Entendu le 9 avril par la commission d'enquête parlementaire sur le contrôle des établissements scolaires par l'État, Georges-François Leclerc, ancien préfet du Nord qui avait décidé de résilier le contrat, avait assuré qu'il disposait alors d'éléments "suffisamment tangibles pour considérer que les élèves étaient en danger" au sein d'Averroès.

Sa décision reposait notamment sur la mention, dans la bibliographie d'un cours d'éthique musulmane, d'un recueil de textes religieux contenant des commentaires prônant la peine de mort en cas d'apostasie ainsi que la ségrégation des sexes.

Un livre qui n'a jamais été présent au sein de l'établissement, assurent les responsables d'Averroès.

Cette décision intervient alors que le groupe scolaire Al-Kindi, près de Lyon, où se trouvait le seul autre lycée musulman sous contrat, a vu ce contrat suspendu à partir de la rentrée prochaine, ce qu'il conteste en justice.
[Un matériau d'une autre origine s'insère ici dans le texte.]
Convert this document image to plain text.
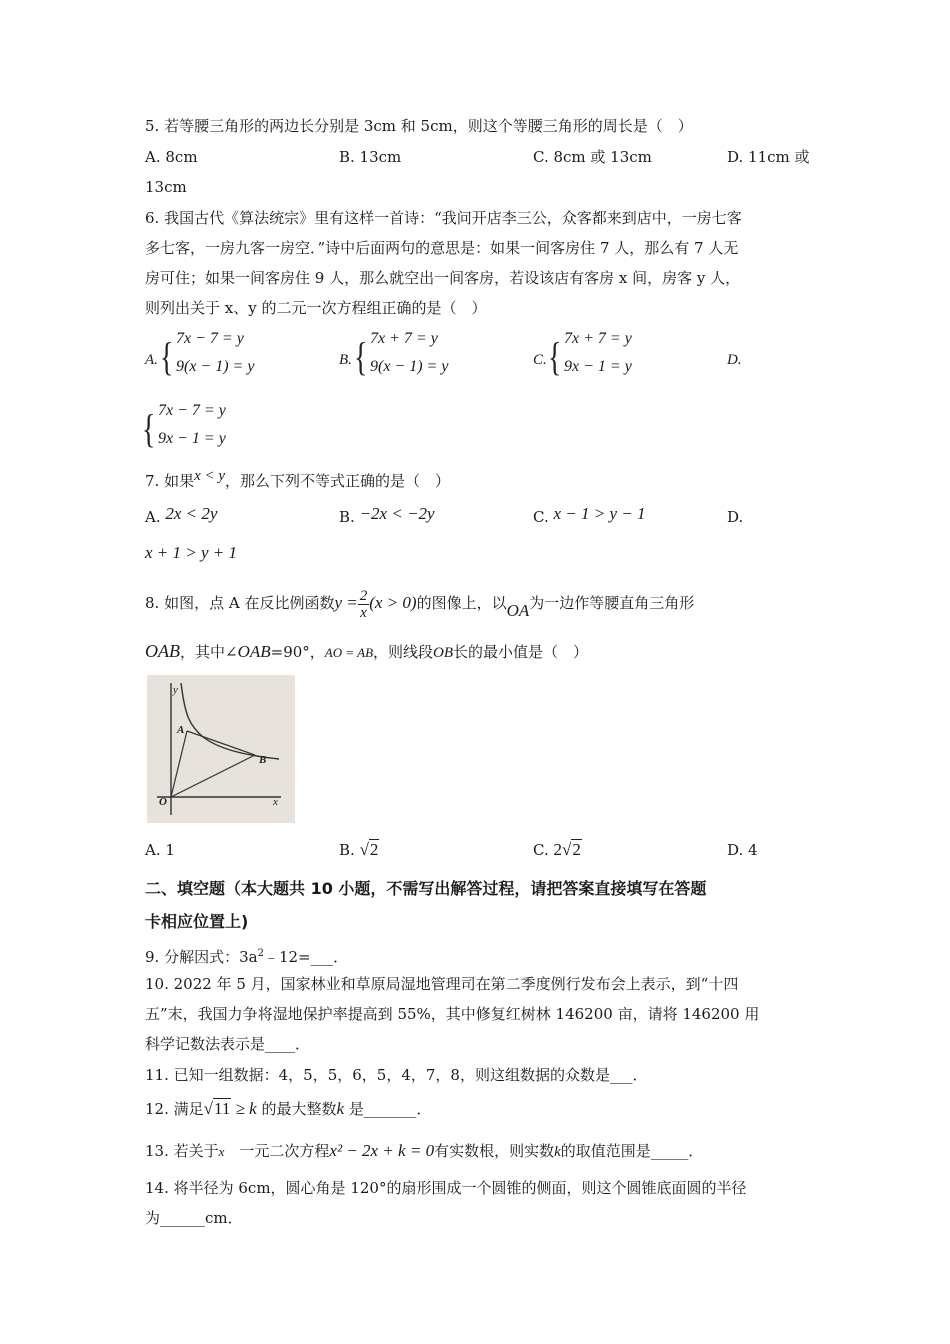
5. 若等腰三角形的两边长分别是 3cm 和 5cm，则这个等腰三角形的周长是（　）
A. 8cm	B. 13cm	C. 8cm 或 13cm	D. 11cm 或
13cm
6. 我国古代《算法统宗》里有这样一首诗：“我问开店李三公，众客都来到店中，一房七客
多七客，一房九客一房空．”诗中后面两句的意思是：如果一间客房住 7 人，那么有 7 人无
房可住；如果一间客房住 9 人，那么就空出一间客房，若设该店有客房 x 间，房客 y 人，
则列出关于 x、y 的二元一次方程组正确的是（　）
A. { 7x − 7 = y
9(x − 1) = y	B. { 7x + 7 = y
9(x − 1) = y	C. { 7x + 7 = y
9x − 1 = y	D.
{ 7x − 7 = y
9x − 1 = y
7. 如果x < y，那么下列不等式正确的是（　）
A. 2x < 2y	B. −2x < −2y	C. x − 1 > y − 1	D.
x + 1 > y + 1
8. 如图，点 A 在反比例函数$y = \frac{2}{x} (x > 0)$的图像上，以OA为一边作等腰直角三角形
OAB，其中∠OAB=90°，AO = AB，则线段OB长的最小值是（　）
y
A
B
O	x
A. 1	B. √2	C. 2√2	D. 4
二、填空题（本大题共 10 小题，不需写出解答过程，请把答案直接填写在答题
卡相应位置上)
9. 分解因式：$3a^2﹣12=\_\_\_$．
10. 2022 年 5 月，国家林业和草原局湿地管理司在第二季度例行发布会上表示，到“十四
五”末，我国力争将湿地保护率提高到 55%，其中修复红树林 146200 亩，请将 146200 用
科学记数法表示是____．
11. 已知一组数据：4，5，5，6，5，4，7，8，则这组数据的众数是___．
12. 满足√11 ≥ k 的最大整数k 是_______．
13. 若关于x　一元二次方程x² − 2x + k = 0有实数根，则实数k的取值范围是_____．
14. 将半径为 6cm，圆心角是 120°的扇形围成一个圆锥的侧面，则这个圆锥底面圆的半径
为______cm．
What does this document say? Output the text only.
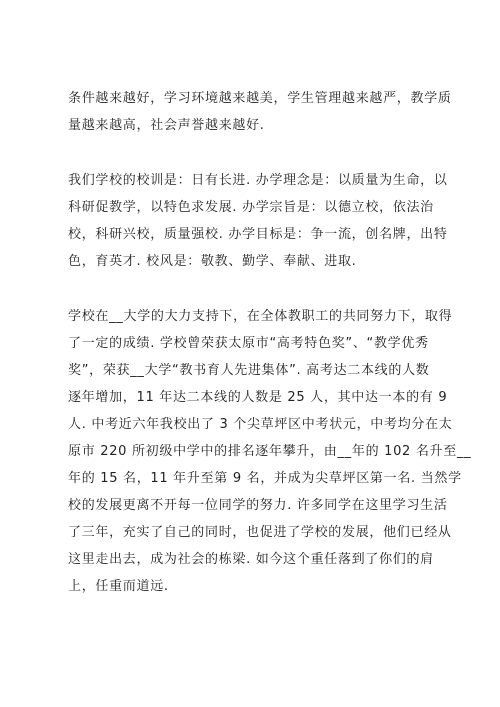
条件越来越好，学习环境越来越美，学生管理越来越严，教学质

量越来越高，社会声誉越来越好.

我们学校的校训是：日有长进. 办学理念是：以质量为生命，以

科研促教学，以特色求发展. 办学宗旨是：以德立校，依法治

校，科研兴校，质量强校. 办学目标是：争一流，创名牌，出特

色，育英才. 校风是：敬教、勤学、奉献、进取.

学校在__大学的大力支持下，在全体教职工的共同努力下，取得

了一定的成绩. 学校曾荣获太原市“高考特色奖”、“教学优秀

奖”，荣获__大学“教书育人先进集体”. 高考达二本线的人数

逐年增加，11 年达二本线的人数是 25 人，其中达一本的有 9

人. 中考近六年我校出了 3 个尖草坪区中考状元，中考均分在太

原市 220 所初级中学中的排名逐年攀升，由__年的 102 名升至__

年的 15 名，11 年升至第 9 名，并成为尖草坪区第一名. 当然学

校的发展更离不开每一位同学的努力. 许多同学在这里学习生活

了三年，充实了自己的同时，也促进了学校的发展，他们已经从

这里走出去，成为社会的栋梁. 如今这个重任落到了你们的肩

上，任重而道远.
La décision lilloise constitue "un désaveu sévère pour le ministère de l'Intérieur" et "une leçon de droit pour des politiques qui, toute honte bue, font du rejet de la différence (...) leur fond de commerce", a réagi un fondateur d'Al-Kindi, Hakim Chergui. 

La bataille juridique n'est pas terminée pour Averroès.Les avocats du groupe scolaire ont saisi la justice concernant le refus par la préfecture d'accorder un contrat au collège, alors que l'établissement remplit "toutes les conditions" selon M. Dufour.